You see Billy was one of those people you probably don't know. Although most of Waynedale's businessmen did. We often referred to Billy as the "Mayor of Waynedale". Billy knew everyone and anything that was going on in Waynedale. His obese pear-shaped body and infectious smile were unmistakable. Many of the local businessmen helped Billy. Some provided useable shoes and clothes, others provided small jobs and food to Billy. But a few businesses ran Billy off because on some days Billy could have used a little more soap or could have talked just a little less. In fact some days you couldn't shut him up long enough to think.
But Billy's soul was good at heart. He knew right from wrong. He had an opinion on everything and was not shy about telling you about it. Most of all Billy was a true friend. If you were his friend he would do anything he could to help you. He was constantly bringing over little treasures he would find or giving me items people would give him as reward for helping them. He was proud of his family and would constantly bring in pictures to show me and to tell stories of his past. He was especially proud of a Portage Jr. High yearbook, which had both his and my pictures in it.
Although to be honest, I only vaguely remember Billy as one of the fat kids in the special class. Little did I know that later Billy would become one of my best friends in life. But teenagers and most adults seldom look past the visual exterior. Too bad, we miss so much.

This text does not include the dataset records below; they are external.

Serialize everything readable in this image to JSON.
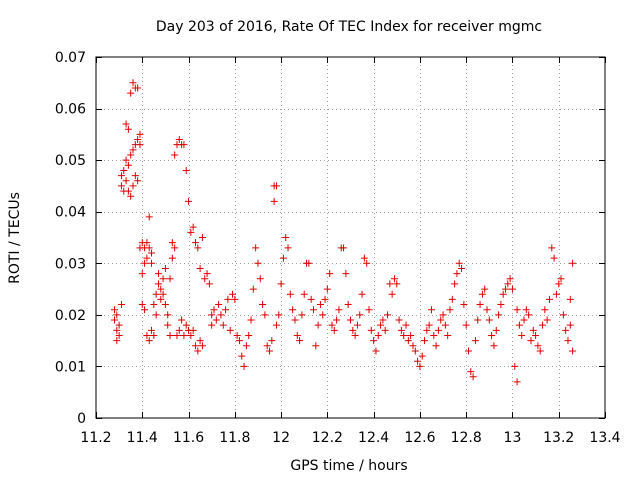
{
  "chart_data": {
    "type": "scatter",
    "title": "Day 203 of 2016, Rate Of TEC Index for receiver mgmc",
    "xlabel": "GPS time / hours",
    "ylabel": "ROTI / TECUs",
    "xlim": [
      11.2,
      13.4
    ],
    "ylim": [
      0,
      0.07
    ],
    "x_ticks": [
      11.2,
      11.4,
      11.6,
      11.8,
      12.0,
      12.2,
      12.4,
      12.6,
      12.8,
      13.0,
      13.2,
      13.4
    ],
    "x_tick_labels": [
      "11.2",
      "11.4",
      "11.6",
      "11.8",
      "12",
      "12.2",
      "12.4",
      "12.6",
      "12.8",
      "13",
      "13.2",
      "13.4"
    ],
    "y_ticks": [
      0,
      0.01,
      0.02,
      0.03,
      0.04,
      0.05,
      0.06,
      0.07
    ],
    "y_tick_labels": [
      "0",
      "0.01",
      "0.02",
      "0.03",
      "0.04",
      "0.05",
      "0.06",
      "0.07"
    ],
    "grid": true,
    "marker": "+",
    "marker_color": "#e00000",
    "series": [
      {
        "name": "ROTI",
        "points": [
          [
            11.28,
            0.021
          ],
          [
            11.28,
            0.019
          ],
          [
            11.29,
            0.017
          ],
          [
            11.29,
            0.015
          ],
          [
            11.3,
            0.018
          ],
          [
            11.3,
            0.016
          ],
          [
            11.31,
            0.022
          ],
          [
            11.29,
            0.02
          ],
          [
            11.31,
            0.047
          ],
          [
            11.31,
            0.045
          ],
          [
            11.32,
            0.044
          ],
          [
            11.32,
            0.048
          ],
          [
            11.33,
            0.046
          ],
          [
            11.33,
            0.05
          ],
          [
            11.34,
            0.044
          ],
          [
            11.34,
            0.049
          ],
          [
            11.35,
            0.043
          ],
          [
            11.35,
            0.051
          ],
          [
            11.36,
            0.052
          ],
          [
            11.36,
            0.045
          ],
          [
            11.37,
            0.053
          ],
          [
            11.37,
            0.047
          ],
          [
            11.38,
            0.054
          ],
          [
            11.38,
            0.046
          ],
          [
            11.39,
            0.055
          ],
          [
            11.39,
            0.053
          ],
          [
            11.33,
            0.057
          ],
          [
            11.34,
            0.056
          ],
          [
            11.35,
            0.063
          ],
          [
            11.36,
            0.065
          ],
          [
            11.37,
            0.064
          ],
          [
            11.38,
            0.064
          ],
          [
            11.39,
            0.033
          ],
          [
            11.4,
            0.034
          ],
          [
            11.4,
            0.028
          ],
          [
            11.41,
            0.033
          ],
          [
            11.41,
            0.03
          ],
          [
            11.42,
            0.034
          ],
          [
            11.42,
            0.031
          ],
          [
            11.43,
            0.033
          ],
          [
            11.43,
            0.039
          ],
          [
            11.44,
            0.032
          ],
          [
            11.44,
            0.03
          ],
          [
            11.4,
            0.022
          ],
          [
            11.41,
            0.021
          ],
          [
            11.42,
            0.016
          ],
          [
            11.43,
            0.015
          ],
          [
            11.44,
            0.017
          ],
          [
            11.45,
            0.016
          ],
          [
            11.45,
            0.022
          ],
          [
            11.46,
            0.024
          ],
          [
            11.46,
            0.02
          ],
          [
            11.47,
            0.026
          ],
          [
            11.47,
            0.028
          ],
          [
            11.48,
            0.025
          ],
          [
            11.48,
            0.023
          ],
          [
            11.49,
            0.024
          ],
          [
            11.49,
            0.027
          ],
          [
            11.5,
            0.029
          ],
          [
            11.5,
            0.022
          ],
          [
            11.51,
            0.02
          ],
          [
            11.51,
            0.018
          ],
          [
            11.52,
            0.016
          ],
          [
            11.52,
            0.027
          ],
          [
            11.53,
            0.031
          ],
          [
            11.53,
            0.034
          ],
          [
            11.54,
            0.033
          ],
          [
            11.54,
            0.051
          ],
          [
            11.55,
            0.053
          ],
          [
            11.56,
            0.054
          ],
          [
            11.57,
            0.053
          ],
          [
            11.58,
            0.053
          ],
          [
            11.59,
            0.048
          ],
          [
            11.6,
            0.042
          ],
          [
            11.55,
            0.016
          ],
          [
            11.56,
            0.017
          ],
          [
            11.57,
            0.019
          ],
          [
            11.58,
            0.016
          ],
          [
            11.59,
            0.018
          ],
          [
            11.6,
            0.017
          ],
          [
            11.61,
            0.016
          ],
          [
            11.62,
            0.017
          ],
          [
            11.63,
            0.014
          ],
          [
            11.64,
            0.013
          ],
          [
            11.65,
            0.015
          ],
          [
            11.66,
            0.014
          ],
          [
            11.61,
            0.036
          ],
          [
            11.62,
            0.037
          ],
          [
            11.63,
            0.034
          ],
          [
            11.64,
            0.033
          ],
          [
            11.65,
            0.029
          ],
          [
            11.66,
            0.035
          ],
          [
            11.67,
            0.027
          ],
          [
            11.68,
            0.028
          ],
          [
            11.69,
            0.026
          ],
          [
            11.7,
            0.02
          ],
          [
            11.7,
            0.018
          ],
          [
            11.71,
            0.021
          ],
          [
            11.72,
            0.019
          ],
          [
            11.73,
            0.022
          ],
          [
            11.74,
            0.02
          ],
          [
            11.75,
            0.018
          ],
          [
            11.76,
            0.021
          ],
          [
            11.77,
            0.023
          ],
          [
            11.78,
            0.017
          ],
          [
            11.79,
            0.024
          ],
          [
            11.8,
            0.023
          ],
          [
            11.81,
            0.016
          ],
          [
            11.82,
            0.015
          ],
          [
            11.83,
            0.012
          ],
          [
            11.84,
            0.01
          ],
          [
            11.85,
            0.014
          ],
          [
            11.86,
            0.016
          ],
          [
            11.87,
            0.019
          ],
          [
            11.88,
            0.025
          ],
          [
            11.89,
            0.033
          ],
          [
            11.9,
            0.03
          ],
          [
            11.91,
            0.027
          ],
          [
            11.92,
            0.022
          ],
          [
            11.93,
            0.02
          ],
          [
            11.94,
            0.014
          ],
          [
            11.95,
            0.013
          ],
          [
            11.96,
            0.015
          ],
          [
            11.97,
            0.042
          ],
          [
            11.97,
            0.045
          ],
          [
            11.98,
            0.045
          ],
          [
            11.98,
            0.018
          ],
          [
            11.99,
            0.02
          ],
          [
            12.0,
            0.026
          ],
          [
            12.01,
            0.031
          ],
          [
            12.02,
            0.035
          ],
          [
            12.03,
            0.033
          ],
          [
            12.04,
            0.024
          ],
          [
            12.05,
            0.021
          ],
          [
            12.06,
            0.019
          ],
          [
            12.07,
            0.016
          ],
          [
            12.08,
            0.015
          ],
          [
            12.09,
            0.02
          ],
          [
            12.1,
            0.024
          ],
          [
            12.11,
            0.03
          ],
          [
            12.12,
            0.03
          ],
          [
            12.13,
            0.023
          ],
          [
            12.14,
            0.021
          ],
          [
            12.15,
            0.014
          ],
          [
            12.16,
            0.018
          ],
          [
            12.17,
            0.022
          ],
          [
            12.18,
            0.02
          ],
          [
            12.19,
            0.023
          ],
          [
            12.2,
            0.025
          ],
          [
            12.21,
            0.028
          ],
          [
            12.22,
            0.018
          ],
          [
            12.23,
            0.017
          ],
          [
            12.24,
            0.019
          ],
          [
            12.25,
            0.021
          ],
          [
            12.26,
            0.033
          ],
          [
            12.27,
            0.033
          ],
          [
            12.28,
            0.028
          ],
          [
            12.29,
            0.022
          ],
          [
            12.3,
            0.019
          ],
          [
            12.31,
            0.017
          ],
          [
            12.32,
            0.016
          ],
          [
            12.33,
            0.018
          ],
          [
            12.34,
            0.02
          ],
          [
            12.35,
            0.024
          ],
          [
            12.36,
            0.031
          ],
          [
            12.37,
            0.03
          ],
          [
            12.38,
            0.021
          ],
          [
            12.39,
            0.017
          ],
          [
            12.4,
            0.015
          ],
          [
            12.41,
            0.013
          ],
          [
            12.42,
            0.016
          ],
          [
            12.43,
            0.018
          ],
          [
            12.44,
            0.019
          ],
          [
            12.45,
            0.017
          ],
          [
            12.46,
            0.02
          ],
          [
            12.47,
            0.026
          ],
          [
            12.48,
            0.024
          ],
          [
            12.49,
            0.027
          ],
          [
            12.5,
            0.026
          ],
          [
            12.51,
            0.019
          ],
          [
            12.52,
            0.017
          ],
          [
            12.53,
            0.016
          ],
          [
            12.54,
            0.018
          ],
          [
            12.55,
            0.015
          ],
          [
            12.56,
            0.016
          ],
          [
            12.57,
            0.014
          ],
          [
            12.58,
            0.013
          ],
          [
            12.59,
            0.011
          ],
          [
            12.6,
            0.01
          ],
          [
            12.61,
            0.012
          ],
          [
            12.62,
            0.015
          ],
          [
            12.63,
            0.017
          ],
          [
            12.64,
            0.018
          ],
          [
            12.65,
            0.021
          ],
          [
            12.66,
            0.016
          ],
          [
            12.67,
            0.014
          ],
          [
            12.68,
            0.017
          ],
          [
            12.69,
            0.019
          ],
          [
            12.7,
            0.02
          ],
          [
            12.71,
            0.018
          ],
          [
            12.72,
            0.016
          ],
          [
            12.73,
            0.021
          ],
          [
            12.74,
            0.023
          ],
          [
            12.75,
            0.026
          ],
          [
            12.76,
            0.028
          ],
          [
            12.77,
            0.03
          ],
          [
            12.78,
            0.029
          ],
          [
            12.79,
            0.022
          ],
          [
            12.8,
            0.018
          ],
          [
            12.81,
            0.013
          ],
          [
            12.82,
            0.009
          ],
          [
            12.83,
            0.008
          ],
          [
            12.84,
            0.015
          ],
          [
            12.85,
            0.019
          ],
          [
            12.86,
            0.022
          ],
          [
            12.87,
            0.024
          ],
          [
            12.88,
            0.025
          ],
          [
            12.89,
            0.021
          ],
          [
            12.9,
            0.019
          ],
          [
            12.91,
            0.016
          ],
          [
            12.92,
            0.014
          ],
          [
            12.93,
            0.017
          ],
          [
            12.94,
            0.02
          ],
          [
            12.95,
            0.022
          ],
          [
            12.96,
            0.024
          ],
          [
            12.97,
            0.025
          ],
          [
            12.98,
            0.026
          ],
          [
            12.99,
            0.027
          ],
          [
            13.0,
            0.025
          ],
          [
            13.01,
            0.01
          ],
          [
            13.02,
            0.007
          ],
          [
            13.02,
            0.021
          ],
          [
            13.03,
            0.018
          ],
          [
            13.04,
            0.016
          ],
          [
            13.05,
            0.019
          ],
          [
            13.06,
            0.021
          ],
          [
            13.07,
            0.02
          ],
          [
            13.08,
            0.015
          ],
          [
            13.09,
            0.017
          ],
          [
            13.1,
            0.016
          ],
          [
            13.11,
            0.014
          ],
          [
            13.12,
            0.013
          ],
          [
            13.13,
            0.018
          ],
          [
            13.14,
            0.021
          ],
          [
            13.15,
            0.019
          ],
          [
            13.16,
            0.023
          ],
          [
            13.17,
            0.033
          ],
          [
            13.18,
            0.031
          ],
          [
            13.19,
            0.024
          ],
          [
            13.2,
            0.026
          ],
          [
            13.21,
            0.027
          ],
          [
            13.22,
            0.02
          ],
          [
            13.23,
            0.017
          ],
          [
            13.24,
            0.015
          ],
          [
            13.25,
            0.018
          ],
          [
            13.26,
            0.013
          ],
          [
            13.26,
            0.03
          ],
          [
            13.25,
            0.023
          ]
        ]
      }
    ]
  }
}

Billy was always concerned about his bills. Billy survived on $500.00 per month on disability. The very day his check would arrive, Billy would be at my shop with an envelope and a stack of bills to be paid. I would put money into each envelope and Billy would personally pay each bill. His bills would come first, even before food. In May and November when property taxes were due Billy always ran out of food. He survived with handouts from friends and businesses until his next month's check would arrive. His greatest fear was that one day property taxes would rise so high he would lose his home. That day was soon approaching. If Billy had to die, I'm glad it happened before Billy lost his home to property taxes.
Billy was constantly helping the elderly and running errands for them. He just wanted to be accepted and loved for whom he was. Many who have taken Billy for granted will miss his kindness and laughter.
I guess I've written this article for two reasons. First of all I wanted you to know about my Billy and to think about all the "Billys" of the world. The ones we don't see every day and the ones we do, but ignore. Their lives have meaning and count for something. Add their lives to your circle of friends and you will be blessed for it.
Secondly, I have written this article for those who make the laws we must live by. Please keep in mind the least among us. Not everyone has your mental and financial capabilities or family support that you have. Even the least among us should be able to live in their homes without the constant threat of losing their homes to property taxes or petty code enforcement. Although Billy was fully independent, he could not control what government would require of him. So all of us should require control of our government. Property taxes are just wrong! Any government that must extort money from its citizens by threatening the sale of their homes, does not represent the people. Government must always protect the "Billys" of the world and those of us without political influence.